1. HABERLER

  2. ÇEVİRİ

  3. 100 yıllık barbarlığın devamı olan bir zulüm...
100 yıllık barbarlığın devamı olan bir zulüm...

100 yıllık barbarlığın devamı olan bir zulüm...

Joseph Massad, Siyonist barbarlığın geçmişine kısa bir göz atarken katliamların boyutuna dikkat çekiyor.

01 Kasım 2024 Cuma 18:15A+A-

Joseph Massad / Middle East Eye

İsrail vahşeti yeni başlamadı

İsrail'in Gazze, Batı Şeria, Lübnan, Suriye, Yemen ve İran'da eş zamanlı olarak devam eden saldırıları pek çok kişi tarafından istisnai ve eşi benzeri görülmemiş olarak değerlendiriliyor.

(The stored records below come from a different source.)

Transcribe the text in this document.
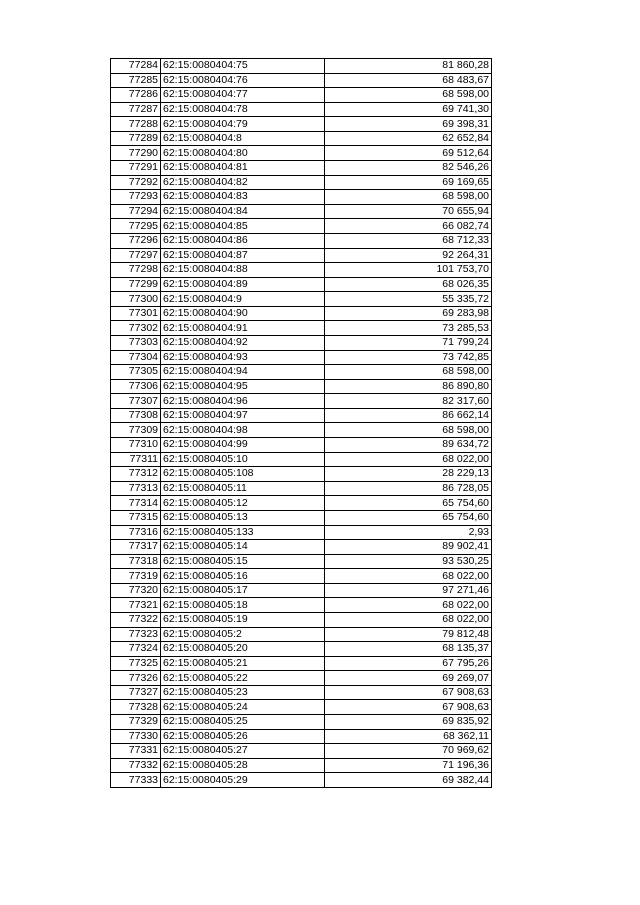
77284	62:15:0080404:75	81 860,28
77285	62:15:0080404:76	68 483,67
77286	62:15:0080404:77	68 598,00
77287	62:15:0080404:78	69 741,30
77288	62:15:0080404:79	69 398,31
77289	62:15:0080404:8	62 652,84
77290	62:15:0080404:80	69 512,64
77291	62:15:0080404:81	82 546,26
77292	62:15:0080404:82	69 169,65
77293	62:15:0080404:83	68 598,00
77294	62:15:0080404:84	70 655,94
77295	62:15:0080404:85	66 082,74
77296	62:15:0080404:86	68 712,33
77297	62:15:0080404:87	92 264,31
77298	62:15:0080404:88	101 753,70
77299	62:15:0080404:89	68 026,35
77300	62:15:0080404:9	55 335,72
77301	62:15:0080404:90	69 283,98
77302	62:15:0080404:91	73 285,53
77303	62:15:0080404:92	71 799,24
77304	62:15:0080404:93	73 742,85
77305	62:15:0080404:94	68 598,00
77306	62:15:0080404:95	86 890,80
77307	62:15:0080404:96	82 317,60
77308	62:15:0080404:97	86 662,14
77309	62:15:0080404:98	68 598,00
77310	62:15:0080404:99	89 634,72
77311	62:15:0080405:10	68 022,00
77312	62:15:0080405:108	28 229,13
77313	62:15:0080405:11	86 728,05
77314	62:15:0080405:12	65 754,60
77315	62:15:0080405:13	65 754,60
77316	62:15:0080405:133	2,93
77317	62:15:0080405:14	89 902,41
77318	62:15:0080405:15	93 530,25
77319	62:15:0080405:16	68 022,00
77320	62:15:0080405:17	97 271,46
77321	62:15:0080405:18	68 022,00
77322	62:15:0080405:19	68 022,00
77323	62:15:0080405:2	79 812,48
77324	62:15:0080405:20	68 135,37
77325	62:15:0080405:21	67 795,26
77326	62:15:0080405:22	69 269,07
77327	62:15:0080405:23	67 908,63
77328	62:15:0080405:24	67 908,63
77329	62:15:0080405:25	69 835,92
77330	62:15:0080405:26	68 362,11
77331	62:15:0080405:27	70 969,62
77332	62:15:0080405:28	71 196,36
77333	62:15:0080405:29	69 382,44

İsrail'in sivil havaalanlarını, hastaneleri, okulları ve sığınakları hedef alan saldırılarının, Başbakan Binyamin Netanyahu'nun başını çektiği aşırı sağcı bir liderliğin işi olduğu ve ülkenin daha önce hiç yapmadığı bir şey olduğu düşünülüyor.

Aynı şekilde, Batı Şeria'daki yerleşimci şiddeti ve Mescid-i Aksa'daki yerleşimci baskınları, önceki İsrail hükümetlerinin asla izin vermeyeceği ya da en azından ciddi şekilde sınırlamaya çalışacağı yeni provokasyonlar ve ihlaller olarak görülüyor.

Ancak bunların hiçbiri doğru değildir.

Son tahminlere göre yaklaşık 200.000 kişinin ölümüne neden olan Gazze'deki soykırım gerçekten de eşi benzeri görülmemiş boyutta olsa da, bu tür zulümler tüm İsrail hükümetleri için olağan bir durumdur.

İsrail İşçi Partisi liderleri, yağmacı Yahudi-üstünlükçü yerleşimci kolonisinin kuruluşundan bu yana Arap dünyası halklarının kurban gittiği benzer İsrail savaş suçları ve insanlığa karşı suçlar işlemiştir.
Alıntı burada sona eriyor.